Regarding oligo-progression, the NCCN guidelines state that consolidative local radiotherapy at oligo-progressive sites may extend the duration of the current systemic therapy benefits. Most recently, a final analysis of the first and largest randomized CURB trials [15] showed the impact of SABR in oligo-progressive metastatic sites on prolonged PFS (median PFS, 10 months in the SABR arm vs. 3.2 months in the standard-of-care arm, P = 0.002). Accordingly, this study included 20 patients who showed oligo-progressive disease at the thoracic site on the tumor response evaluation after systemic treatment, which was amenable to curative high-dose local radiotherapy according to our favorable clinical experience. Interestingly, only one patient experienced a local failure among the 20 patients who showed an oligo-progressive disease on the tumor response evaluation carried after administering systemic treatment. And other oligo-progressive sites were well maintained without local progression even without changing the current line of systemic treatment.

Consolidative radiotherapy has several roles in treating patients with localized metastatic NSCLC. The initial results of the SABR-COMET trial showed a remarkable improvement in PFS [1] and recent follow-up data [14] showed that the impact of SABR on PFS (5-year PFS, not reached in arm 1 and 17.3% in arm 2, P = 0.001) was larger than that in the initial results and was durable over time. Moreover, another randomized phase-II trial was conducted to asses local consolidative therapy (LCT) in treating stage-IV NSCLC, and recent follow-up data [9, 10] confirmed that LCT significantly improved PFS (median PFS: 4.4 months vs. 14.2 months). The current NCCN guidelines recommend consolidative radiotherapy in patients with low-bulk extrathoracic diseases, who have favorably responded to the initial systemic therapy. In the current chemo-immunotherapy use era, hypofractionated radiotherapy such as SABR, which can exert immune-modulating effects, is more actively recommended than IMRT. However, to date, no data have been reported on the optimal treatment regimen, order, or toxicity.

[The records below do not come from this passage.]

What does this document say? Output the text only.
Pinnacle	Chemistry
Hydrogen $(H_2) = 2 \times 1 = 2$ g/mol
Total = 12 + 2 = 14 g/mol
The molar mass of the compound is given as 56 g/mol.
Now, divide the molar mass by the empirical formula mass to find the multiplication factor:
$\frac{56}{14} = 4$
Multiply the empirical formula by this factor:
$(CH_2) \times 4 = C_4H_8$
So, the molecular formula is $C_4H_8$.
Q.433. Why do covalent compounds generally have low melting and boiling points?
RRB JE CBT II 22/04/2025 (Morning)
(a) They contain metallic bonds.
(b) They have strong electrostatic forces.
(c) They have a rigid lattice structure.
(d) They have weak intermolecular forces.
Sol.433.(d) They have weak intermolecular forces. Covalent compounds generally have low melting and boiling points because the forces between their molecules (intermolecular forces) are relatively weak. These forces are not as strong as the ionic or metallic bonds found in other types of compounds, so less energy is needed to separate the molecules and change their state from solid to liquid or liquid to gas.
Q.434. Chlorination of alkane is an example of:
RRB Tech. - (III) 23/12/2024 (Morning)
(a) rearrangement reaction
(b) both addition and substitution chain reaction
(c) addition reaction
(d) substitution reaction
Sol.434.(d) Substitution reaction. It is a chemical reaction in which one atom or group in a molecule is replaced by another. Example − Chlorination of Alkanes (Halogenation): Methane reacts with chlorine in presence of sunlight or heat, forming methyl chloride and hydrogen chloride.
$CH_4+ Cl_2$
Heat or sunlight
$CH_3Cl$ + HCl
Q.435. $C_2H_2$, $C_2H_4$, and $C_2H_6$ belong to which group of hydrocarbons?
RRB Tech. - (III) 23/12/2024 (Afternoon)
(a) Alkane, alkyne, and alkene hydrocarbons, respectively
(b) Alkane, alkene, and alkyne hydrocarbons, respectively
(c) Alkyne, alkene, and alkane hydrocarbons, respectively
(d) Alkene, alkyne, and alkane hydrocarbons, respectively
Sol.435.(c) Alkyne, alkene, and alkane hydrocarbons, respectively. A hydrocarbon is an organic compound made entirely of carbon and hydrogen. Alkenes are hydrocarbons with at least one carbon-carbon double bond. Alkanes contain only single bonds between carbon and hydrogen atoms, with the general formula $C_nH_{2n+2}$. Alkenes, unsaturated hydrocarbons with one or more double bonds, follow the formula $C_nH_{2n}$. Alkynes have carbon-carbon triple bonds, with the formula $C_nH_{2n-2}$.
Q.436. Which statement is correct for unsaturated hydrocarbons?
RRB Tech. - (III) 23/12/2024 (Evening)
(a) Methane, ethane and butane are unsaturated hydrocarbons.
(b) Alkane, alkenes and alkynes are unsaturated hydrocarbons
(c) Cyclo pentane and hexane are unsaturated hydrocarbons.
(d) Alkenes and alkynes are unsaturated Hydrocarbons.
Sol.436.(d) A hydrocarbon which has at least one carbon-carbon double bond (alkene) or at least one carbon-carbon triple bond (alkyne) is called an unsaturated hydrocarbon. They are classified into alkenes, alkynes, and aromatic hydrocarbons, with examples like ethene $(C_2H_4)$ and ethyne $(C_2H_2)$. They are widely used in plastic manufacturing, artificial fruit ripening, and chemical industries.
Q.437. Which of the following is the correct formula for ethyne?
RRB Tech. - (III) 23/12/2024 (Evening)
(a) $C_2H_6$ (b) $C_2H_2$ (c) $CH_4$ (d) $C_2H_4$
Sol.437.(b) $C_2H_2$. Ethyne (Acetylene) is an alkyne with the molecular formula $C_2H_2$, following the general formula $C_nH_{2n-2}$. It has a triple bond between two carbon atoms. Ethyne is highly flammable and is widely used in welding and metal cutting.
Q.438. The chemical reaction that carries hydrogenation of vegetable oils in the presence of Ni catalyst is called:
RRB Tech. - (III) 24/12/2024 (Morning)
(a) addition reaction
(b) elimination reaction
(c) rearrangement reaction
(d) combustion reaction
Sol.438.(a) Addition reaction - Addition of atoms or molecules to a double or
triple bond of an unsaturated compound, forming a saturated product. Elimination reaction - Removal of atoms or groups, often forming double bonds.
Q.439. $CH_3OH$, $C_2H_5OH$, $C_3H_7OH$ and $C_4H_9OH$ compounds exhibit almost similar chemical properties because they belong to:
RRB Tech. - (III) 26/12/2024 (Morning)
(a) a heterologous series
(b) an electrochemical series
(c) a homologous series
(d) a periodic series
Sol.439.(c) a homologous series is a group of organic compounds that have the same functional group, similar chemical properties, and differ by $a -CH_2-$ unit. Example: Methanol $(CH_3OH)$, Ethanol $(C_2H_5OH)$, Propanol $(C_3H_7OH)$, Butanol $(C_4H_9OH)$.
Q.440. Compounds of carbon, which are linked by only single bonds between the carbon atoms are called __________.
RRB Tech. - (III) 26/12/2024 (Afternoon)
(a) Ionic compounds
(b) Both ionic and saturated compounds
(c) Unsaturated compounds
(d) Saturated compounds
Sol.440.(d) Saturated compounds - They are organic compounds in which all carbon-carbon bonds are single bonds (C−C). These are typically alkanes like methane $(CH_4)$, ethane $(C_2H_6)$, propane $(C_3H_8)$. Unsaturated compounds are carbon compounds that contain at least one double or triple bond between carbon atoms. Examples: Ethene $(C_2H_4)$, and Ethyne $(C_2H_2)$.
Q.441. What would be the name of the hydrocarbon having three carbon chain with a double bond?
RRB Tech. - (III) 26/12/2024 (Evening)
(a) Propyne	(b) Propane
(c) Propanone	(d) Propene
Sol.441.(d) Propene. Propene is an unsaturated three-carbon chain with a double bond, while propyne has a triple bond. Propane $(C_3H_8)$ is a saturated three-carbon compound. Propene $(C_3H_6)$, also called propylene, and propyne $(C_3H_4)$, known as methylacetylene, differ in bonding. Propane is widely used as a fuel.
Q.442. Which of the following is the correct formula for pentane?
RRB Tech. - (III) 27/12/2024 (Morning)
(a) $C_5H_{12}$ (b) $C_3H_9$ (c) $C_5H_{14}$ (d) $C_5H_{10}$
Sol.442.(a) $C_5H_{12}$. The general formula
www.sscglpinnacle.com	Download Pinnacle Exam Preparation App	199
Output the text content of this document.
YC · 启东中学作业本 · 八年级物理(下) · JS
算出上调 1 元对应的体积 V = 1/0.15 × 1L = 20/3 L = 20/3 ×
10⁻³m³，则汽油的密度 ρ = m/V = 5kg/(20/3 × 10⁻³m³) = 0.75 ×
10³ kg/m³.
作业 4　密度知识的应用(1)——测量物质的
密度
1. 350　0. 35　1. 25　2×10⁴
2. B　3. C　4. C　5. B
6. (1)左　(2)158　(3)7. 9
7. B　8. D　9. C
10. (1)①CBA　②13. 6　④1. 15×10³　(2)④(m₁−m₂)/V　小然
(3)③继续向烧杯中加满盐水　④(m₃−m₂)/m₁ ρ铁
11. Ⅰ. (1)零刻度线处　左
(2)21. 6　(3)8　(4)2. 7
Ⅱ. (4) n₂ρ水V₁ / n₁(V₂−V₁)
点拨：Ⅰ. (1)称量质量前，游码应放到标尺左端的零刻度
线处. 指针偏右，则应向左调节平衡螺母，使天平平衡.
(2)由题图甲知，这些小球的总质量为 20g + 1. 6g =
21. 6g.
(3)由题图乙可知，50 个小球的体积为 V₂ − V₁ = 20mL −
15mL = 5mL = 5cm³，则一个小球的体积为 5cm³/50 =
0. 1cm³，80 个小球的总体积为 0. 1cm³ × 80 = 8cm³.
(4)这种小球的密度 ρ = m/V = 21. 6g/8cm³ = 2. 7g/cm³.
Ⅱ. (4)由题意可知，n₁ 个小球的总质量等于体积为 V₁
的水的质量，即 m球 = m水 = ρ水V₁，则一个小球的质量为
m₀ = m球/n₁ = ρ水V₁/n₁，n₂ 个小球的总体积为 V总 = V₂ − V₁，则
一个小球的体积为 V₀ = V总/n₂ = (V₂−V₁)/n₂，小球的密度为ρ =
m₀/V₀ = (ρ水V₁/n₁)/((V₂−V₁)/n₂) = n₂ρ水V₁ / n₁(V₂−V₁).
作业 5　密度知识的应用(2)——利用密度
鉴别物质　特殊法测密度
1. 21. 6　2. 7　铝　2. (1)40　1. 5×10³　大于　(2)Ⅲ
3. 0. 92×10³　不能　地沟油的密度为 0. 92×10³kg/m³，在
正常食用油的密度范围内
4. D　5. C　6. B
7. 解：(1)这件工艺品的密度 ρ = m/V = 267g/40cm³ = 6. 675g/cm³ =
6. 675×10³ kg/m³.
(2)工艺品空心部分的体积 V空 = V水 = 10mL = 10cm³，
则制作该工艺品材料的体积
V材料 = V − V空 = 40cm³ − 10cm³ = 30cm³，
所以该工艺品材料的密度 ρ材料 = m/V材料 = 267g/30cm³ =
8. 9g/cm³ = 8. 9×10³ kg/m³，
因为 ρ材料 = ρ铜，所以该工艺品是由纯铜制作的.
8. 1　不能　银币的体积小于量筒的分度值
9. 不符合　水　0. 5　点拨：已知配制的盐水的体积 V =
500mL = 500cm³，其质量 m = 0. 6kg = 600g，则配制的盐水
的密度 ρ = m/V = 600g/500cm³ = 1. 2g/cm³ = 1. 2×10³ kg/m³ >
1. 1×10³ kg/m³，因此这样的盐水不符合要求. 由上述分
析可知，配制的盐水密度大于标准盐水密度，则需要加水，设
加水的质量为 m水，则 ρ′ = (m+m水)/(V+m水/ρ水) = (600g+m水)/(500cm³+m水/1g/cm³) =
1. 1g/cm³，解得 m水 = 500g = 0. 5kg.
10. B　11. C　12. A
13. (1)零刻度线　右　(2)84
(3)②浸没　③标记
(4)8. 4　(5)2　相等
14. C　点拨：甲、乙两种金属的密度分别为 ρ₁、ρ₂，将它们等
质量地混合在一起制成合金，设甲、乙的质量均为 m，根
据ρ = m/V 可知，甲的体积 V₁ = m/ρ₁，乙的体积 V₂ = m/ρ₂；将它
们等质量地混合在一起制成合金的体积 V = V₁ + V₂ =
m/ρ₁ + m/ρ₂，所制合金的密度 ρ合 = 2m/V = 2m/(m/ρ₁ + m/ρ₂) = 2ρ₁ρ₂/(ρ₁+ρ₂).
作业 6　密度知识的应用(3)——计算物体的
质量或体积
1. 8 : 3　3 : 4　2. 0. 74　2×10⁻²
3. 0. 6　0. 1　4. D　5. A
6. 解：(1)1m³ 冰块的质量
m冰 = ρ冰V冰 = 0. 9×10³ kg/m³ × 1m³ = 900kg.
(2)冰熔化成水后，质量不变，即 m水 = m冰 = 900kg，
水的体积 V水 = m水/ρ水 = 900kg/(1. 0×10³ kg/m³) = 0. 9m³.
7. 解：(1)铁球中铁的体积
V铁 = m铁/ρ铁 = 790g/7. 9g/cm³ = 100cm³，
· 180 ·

This study had some limitations. First, it had a retrospective nature; thus, a selection bias might have occurred. Second, the sample size was too small to demonstrate clinical significance. Nonetheless, we have aimed to evaluate the effect of consolidative high-dose radiotherapy on local control rates and survival outcomes in patients with localized metastatic NSCLC, especially focusing on oligo-progressive disease. This study showed promising results that are consistent with those of previous studies. The overall 2-year PFS rates were 81.4% in the localized metastatic NSCLC group. Among all patients, only four (4/83 [4.8%]), who were treated with IMRT, showed an in-field local recurrence. Especially, patients with adenocarcinoma histologic type and treated with prior targeted agents showed a tendency for better PFS and significantly improved OS. However, the response to initial systemic treatment was not significantly associated with either PFS or OS (p = 0.956 and p = 0.446, respectively).

5 Conclusions

If the disease is sufficiently controlled and localized by systemic therapy, local consolidative radiotherapy is thought to improves local control rates with acceptable treatment-related toxicities in patients with localized metastatic NSCLC, especially those with oligo-progressive disease.